The agency didn't estimate the cost of adding the detection systems to buses or say who would foot the bill. The kind of ignition interlock device that people charged with DUIs are routinely required to install costs about $75 to $150 upfront and roughly $100 a month to monitor.
Federal regulators or states could require the technology, but Congress would have to pass legislation to ensure widespread adoption. The NTSB recommendation focuses on alcohol, not drugs, because the agency determined alcohol was the probable cause of this crash, and there aren't similar tests available for other drugs like marijuana. There also aren't clear legal standards for exactly how much of other drugs is enough to impair a driver.
It follows a previous recommendation by the NTSB that Congress adopted to require alcohol detection systems in all new passenger vehicles. But that rule has yet to be rolled out because it is still caught up in the rulemaking process.
The NTSB has long been concerned about drunken driving because alcohol is a factor in one-third of the roughly 37,000 traffic deaths each year. Investigators struggled to pin down exact statistics on how common the problem is among school bus drivers, but they found enough evidence to conclude that alcohol detection systems are needed.
None of the federal highway safety agencies track school bus driver DUIs separately from other commercial drivers, and the data doesn't always include every allegation if there wasn't a fatal crash involved.
But a report by the news service Stateline.org in 2020 showed that at least 118 school bus drivers had been accused of driving drunk over the previous five years, said Meg Sweeny, the primary author of the NTSB report on the West Virginia bus crash.
In that crash, the driver lost control of the bus after hitting a driveway culvert off the right side of a rural road. All 19 children on board were injured, but most had only minor injuries. The driver was sentenced last year to up to 110 years in prison.
The number of drunken driving cases among bus drivers was alarming, even though it remains a small portion of all drivers, said Peter Kurdock, general counsel for Advocates for Highway and Auto Safety.
"Children going to and from school are America's most precious passengers," Kurdock said. "So we should be doing all we can to make the bus as safe as possible."
But Kurdock predicted the proposal will likely face pushback from the owners of the nation's half-million school buses, much like the industry has opposed the NTSB's longstanding recommendation to add seat belts to school buses.
Several states have required seat belts, but most school buses do not have them, partly because the buses are already regarded as quite safe. Even when seat belts have been installed, the NTSB said students might not wear them, so the agency issued an urgent recommendation last fall after a Texas crash urging districts to take steps to ensure their use.
None of the three largest school bus companies, which transport children on some 80,000 buses each day, nor the primary bus manufacturers responded to phone calls and emails seeking comment about the NTSB recommendation. The National School Boards Association also did not immediately comment.
Most school bus trips remain safe, according to the NTSB.

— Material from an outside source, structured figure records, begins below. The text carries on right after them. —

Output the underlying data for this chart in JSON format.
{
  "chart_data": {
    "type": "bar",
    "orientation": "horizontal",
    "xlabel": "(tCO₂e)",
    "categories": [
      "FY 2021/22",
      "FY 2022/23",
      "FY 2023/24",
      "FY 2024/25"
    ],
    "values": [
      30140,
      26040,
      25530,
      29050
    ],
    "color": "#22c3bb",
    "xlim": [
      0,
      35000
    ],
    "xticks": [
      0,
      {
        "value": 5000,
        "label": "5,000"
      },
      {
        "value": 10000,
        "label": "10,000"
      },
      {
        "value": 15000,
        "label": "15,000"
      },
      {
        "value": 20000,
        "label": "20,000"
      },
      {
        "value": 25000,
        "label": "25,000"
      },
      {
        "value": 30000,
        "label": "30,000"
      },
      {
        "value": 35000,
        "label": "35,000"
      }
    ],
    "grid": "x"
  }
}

Of the nearly 1,000 fatal crashes involving school buses in the decade leading up to 2023, 70% of the nearly 1,100 people who died were in other vehicles, not on the buses, according to the National Highway Traffic Safety Administration's latest statistics.

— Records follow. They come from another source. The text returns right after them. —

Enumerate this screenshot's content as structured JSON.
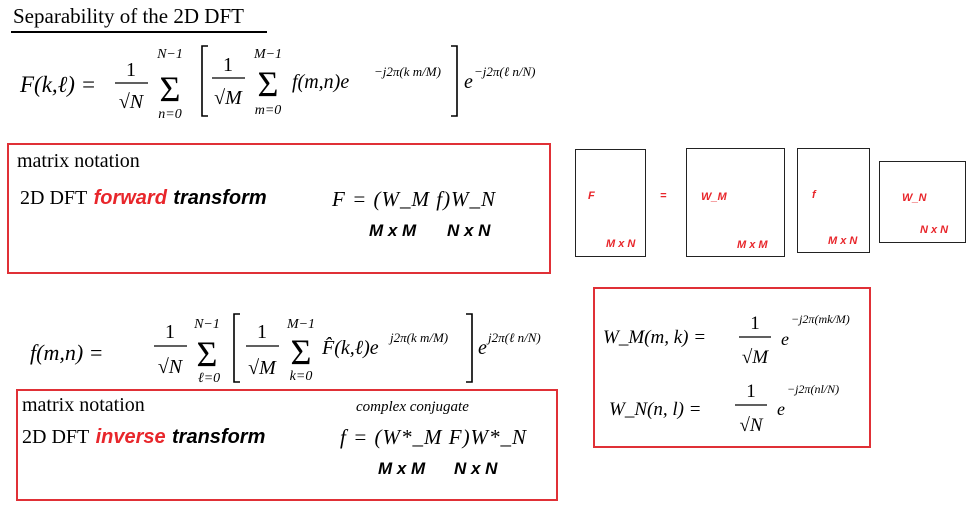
{
  "title": "Separability of the 2D DFT",
  "forward_equation": {
    "lhs": "F(k,ℓ) =",
    "outer_coef_num": "1",
    "outer_coef_den": "√N",
    "outer_sum_top": "N−1",
    "outer_sum_bottom": "n=0",
    "inner_coef_num": "1",
    "inner_coef_den": "√M",
    "inner_sum_top": "M−1",
    "inner_sum_bottom": "m=0",
    "inner_term": "f(m,n)e",
    "inner_exp": "−j2π(k m/M)",
    "outer_term": "e",
    "outer_exp": "−j2π(ℓ n/N)"
  },
  "forward_box": {
    "heading": "matrix notation",
    "label_prefix": "2D DFT",
    "label_emph": "forward",
    "label_suffix": "transform",
    "formula": "F = (W_M f)W_N",
    "dims_1": "M x M",
    "dims_2": "N x N"
  },
  "matrix_diagram": {
    "F_label": "F",
    "F_dims": "M x N",
    "equals": "=",
    "WM_label": "W_M",
    "WM_dims": "M x M",
    "f_label": "f",
    "f_dims": "M x N",
    "WN_label": "W_N",
    "WN_dims": "N x N"
  },
  "inverse_equation": {
    "lhs": "f(m,n) =",
    "outer_coef_num": "1",
    "outer_coef_den": "√N",
    "outer_sum_top": "N−1",
    "outer_sum_bottom": "ℓ=0",
    "inner_coef_num": "1",
    "inner_coef_den": "√M",
    "inner_sum_top": "M−1",
    "inner_sum_bottom": "k=0",
    "inner_term": "F̂(k,ℓ)e",
    "inner_exp": "j2π(k m/M)",
    "outer_term": "e",
    "outer_exp": "j2π(ℓ n/N)"
  },
  "inverse_box": {
    "heading": "matrix notation",
    "label_prefix": "2D DFT",
    "label_emph": "inverse",
    "label_suffix": "transform",
    "note": "complex conjugate",
    "formula": "f = (W*_M F)W*_N",
    "dims_1": "M x M",
    "dims_2": "N x N"
  },
  "kernel_box": {
    "wm_lhs": "W_M(m, k) =",
    "wm_num": "1",
    "wm_den": "√M",
    "wm_base": "e",
    "wm_exp": "−j2π(mk/M)",
    "wn_lhs": "W_N(n, l) =",
    "wn_num": "1",
    "wn_den": "√N",
    "wn_base": "e",
    "wn_exp": "−j2π(nl/N)"
  }
}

Only 113 school bus passengers were killed during that timeframe, underscoring how the large yellow vehicles are generally safe—so long as children are not thrown from their seats. That is where the NTSB believes installing seat belts, and ensuring they are worn, would make a significant difference.
Attorney Todd Spodek, whose New York law firm has handled tens of thousands of drunken driving cases, said he does not believe the recommendation would violate the rights of bus drivers. He also does not think drivers would be able to argue that being screened for alcohol use is too onerous.
Spodek said the safety benefits of ensuring bus drivers are not impaired far outweigh any concerns about inconvenience.
"If you're in a position of control over something like that, you should be held to greater scrutiny," Spodek said. "It's a minor inconvenience with a tremendous upside."